CWLA provides ongoing support to an emerging public/private partnership initiative being implemented by two member agencies in the state of Iowa (Blackhawk County Iowa, Department of Human Services and Four Oaks, Inc.). CWLA staff also provide technical assistance to numerous other sites as requested.
The Odyssey Project
The Odyssey Project has grown from a modest request for
research assistance from a member agency into an important national study of
out-of-home care.

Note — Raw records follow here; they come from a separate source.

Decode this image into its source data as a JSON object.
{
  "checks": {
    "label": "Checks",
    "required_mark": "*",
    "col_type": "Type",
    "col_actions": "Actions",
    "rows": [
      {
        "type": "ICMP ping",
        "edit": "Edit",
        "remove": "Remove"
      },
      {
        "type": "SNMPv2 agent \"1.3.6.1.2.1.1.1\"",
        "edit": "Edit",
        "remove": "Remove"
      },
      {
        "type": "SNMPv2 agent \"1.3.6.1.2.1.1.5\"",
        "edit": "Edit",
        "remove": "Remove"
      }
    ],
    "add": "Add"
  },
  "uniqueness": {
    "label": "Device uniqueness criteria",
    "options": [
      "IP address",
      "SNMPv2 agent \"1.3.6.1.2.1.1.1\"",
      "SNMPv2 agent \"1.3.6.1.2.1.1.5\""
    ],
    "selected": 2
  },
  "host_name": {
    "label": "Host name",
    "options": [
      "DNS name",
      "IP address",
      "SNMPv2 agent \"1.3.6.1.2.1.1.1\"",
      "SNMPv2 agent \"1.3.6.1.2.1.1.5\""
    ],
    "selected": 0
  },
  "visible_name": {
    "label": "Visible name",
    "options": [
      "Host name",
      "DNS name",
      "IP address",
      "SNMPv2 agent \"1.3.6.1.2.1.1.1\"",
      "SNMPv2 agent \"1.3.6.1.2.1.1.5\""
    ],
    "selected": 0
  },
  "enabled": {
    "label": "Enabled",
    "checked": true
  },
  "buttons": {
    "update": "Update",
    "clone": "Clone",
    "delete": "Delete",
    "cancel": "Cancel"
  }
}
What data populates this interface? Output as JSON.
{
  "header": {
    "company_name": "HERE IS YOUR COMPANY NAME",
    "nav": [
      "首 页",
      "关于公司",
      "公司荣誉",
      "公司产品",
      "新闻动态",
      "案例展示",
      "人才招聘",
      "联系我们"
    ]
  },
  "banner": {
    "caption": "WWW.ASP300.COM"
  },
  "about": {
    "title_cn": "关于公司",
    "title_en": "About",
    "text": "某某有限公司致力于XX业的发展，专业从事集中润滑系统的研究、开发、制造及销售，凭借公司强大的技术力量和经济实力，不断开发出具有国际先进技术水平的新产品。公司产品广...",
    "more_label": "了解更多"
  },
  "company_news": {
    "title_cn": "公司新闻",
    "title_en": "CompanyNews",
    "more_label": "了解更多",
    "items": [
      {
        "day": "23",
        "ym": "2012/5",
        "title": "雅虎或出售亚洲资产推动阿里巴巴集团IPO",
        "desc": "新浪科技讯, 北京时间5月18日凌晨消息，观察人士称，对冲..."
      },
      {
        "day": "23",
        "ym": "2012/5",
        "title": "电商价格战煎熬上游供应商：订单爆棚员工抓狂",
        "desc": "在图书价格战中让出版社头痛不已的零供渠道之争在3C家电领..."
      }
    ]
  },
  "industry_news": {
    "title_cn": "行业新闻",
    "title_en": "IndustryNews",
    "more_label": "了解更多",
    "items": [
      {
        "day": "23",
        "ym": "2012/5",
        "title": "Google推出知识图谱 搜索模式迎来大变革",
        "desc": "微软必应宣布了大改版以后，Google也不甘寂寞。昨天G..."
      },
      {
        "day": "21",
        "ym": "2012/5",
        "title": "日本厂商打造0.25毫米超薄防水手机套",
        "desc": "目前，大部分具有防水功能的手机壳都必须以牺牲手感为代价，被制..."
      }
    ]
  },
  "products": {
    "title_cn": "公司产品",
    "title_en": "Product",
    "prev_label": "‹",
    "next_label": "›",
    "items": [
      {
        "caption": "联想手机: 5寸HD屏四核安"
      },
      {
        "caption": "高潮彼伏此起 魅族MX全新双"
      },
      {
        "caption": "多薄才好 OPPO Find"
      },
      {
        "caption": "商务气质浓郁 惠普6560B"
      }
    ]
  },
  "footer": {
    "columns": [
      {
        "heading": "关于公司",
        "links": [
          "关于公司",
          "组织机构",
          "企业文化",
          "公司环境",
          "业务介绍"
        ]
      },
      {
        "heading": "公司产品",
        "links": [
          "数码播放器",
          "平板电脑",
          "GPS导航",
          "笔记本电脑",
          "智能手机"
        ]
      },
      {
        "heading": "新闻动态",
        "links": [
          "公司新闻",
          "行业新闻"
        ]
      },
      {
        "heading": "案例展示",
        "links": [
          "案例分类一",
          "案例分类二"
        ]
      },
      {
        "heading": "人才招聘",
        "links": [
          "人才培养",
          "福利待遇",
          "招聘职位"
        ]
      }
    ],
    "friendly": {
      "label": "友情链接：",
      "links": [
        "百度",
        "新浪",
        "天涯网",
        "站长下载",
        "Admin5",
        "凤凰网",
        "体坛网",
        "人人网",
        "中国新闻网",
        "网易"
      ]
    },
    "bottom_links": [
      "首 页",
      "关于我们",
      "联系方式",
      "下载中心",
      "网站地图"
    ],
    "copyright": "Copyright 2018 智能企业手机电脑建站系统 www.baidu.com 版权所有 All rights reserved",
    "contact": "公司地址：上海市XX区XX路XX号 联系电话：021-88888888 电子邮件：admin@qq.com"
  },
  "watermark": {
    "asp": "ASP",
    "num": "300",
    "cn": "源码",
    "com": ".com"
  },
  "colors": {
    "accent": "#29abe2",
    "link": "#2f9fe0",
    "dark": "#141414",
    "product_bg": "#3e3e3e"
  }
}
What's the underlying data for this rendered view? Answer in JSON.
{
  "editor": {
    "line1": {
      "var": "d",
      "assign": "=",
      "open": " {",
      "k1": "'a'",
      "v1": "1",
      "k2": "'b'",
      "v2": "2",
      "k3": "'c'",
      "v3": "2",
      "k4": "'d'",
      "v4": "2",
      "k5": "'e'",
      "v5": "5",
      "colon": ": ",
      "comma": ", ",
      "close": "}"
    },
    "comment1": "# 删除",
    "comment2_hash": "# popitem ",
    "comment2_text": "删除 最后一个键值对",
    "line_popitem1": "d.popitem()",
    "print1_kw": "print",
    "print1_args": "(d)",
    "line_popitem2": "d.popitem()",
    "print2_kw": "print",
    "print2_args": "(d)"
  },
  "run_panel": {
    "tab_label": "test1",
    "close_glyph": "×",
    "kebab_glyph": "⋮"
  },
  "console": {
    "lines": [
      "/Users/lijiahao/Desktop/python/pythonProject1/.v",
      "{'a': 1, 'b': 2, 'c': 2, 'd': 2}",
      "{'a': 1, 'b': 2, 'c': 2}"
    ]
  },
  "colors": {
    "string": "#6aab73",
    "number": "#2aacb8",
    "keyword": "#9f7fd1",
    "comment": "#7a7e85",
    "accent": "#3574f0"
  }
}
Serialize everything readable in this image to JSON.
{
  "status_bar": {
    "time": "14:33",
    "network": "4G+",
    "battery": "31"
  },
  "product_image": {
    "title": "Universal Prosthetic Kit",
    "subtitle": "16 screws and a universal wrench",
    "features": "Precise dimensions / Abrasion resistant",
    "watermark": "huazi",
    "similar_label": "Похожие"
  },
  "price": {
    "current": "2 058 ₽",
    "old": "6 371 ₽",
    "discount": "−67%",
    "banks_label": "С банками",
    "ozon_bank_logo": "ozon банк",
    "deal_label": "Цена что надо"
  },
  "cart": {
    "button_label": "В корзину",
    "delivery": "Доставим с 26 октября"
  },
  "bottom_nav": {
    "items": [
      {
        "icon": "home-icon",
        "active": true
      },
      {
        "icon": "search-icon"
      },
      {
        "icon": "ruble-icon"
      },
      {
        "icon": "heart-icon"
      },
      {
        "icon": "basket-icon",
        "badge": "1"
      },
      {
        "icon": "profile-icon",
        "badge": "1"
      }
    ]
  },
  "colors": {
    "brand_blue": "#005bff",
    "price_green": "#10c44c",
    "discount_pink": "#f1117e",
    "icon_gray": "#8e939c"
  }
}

Participants include children and youth who entered residential
treatment or therapeutic foster care during the first four years of data
collection. Subjects were assessed as they initially obtained services, and
were reassessed annually and at discharge; participants continue to
be assessed six months, one year, and two years after discharge from care.
Twenty-two CWLA member agencies have contributed data to the project.
The National Survey of Public and Private Group Care Facilities and Their Licensed Capacities
The Child Welfare League of America's Residential Care Division conducted its first national survey to determine the total capacity of both public and private residential group care facilities. The public and private residential group care facilities included in the study provided services to the following populations: Child Welfare; Juvenile Justice; Mental Health; and Developmentally Disabled. The major reason for conducting the survey was the increasing realization that no survey of this magnitude had been successfully completed and that no one knew the size and scope of the field. The goal of the survey focused exclusively on collecting data on the number of facilities and their licensing capacity.
Click here to read about the survey
Outcome
The outcome of the survey consists of two major items:
- First is the number of facilities in each state based exclusively on the information received from the states.
- Second is the total licensed capacity in each state based on information received or, where no information or partial information was received, estimates from earlier studies.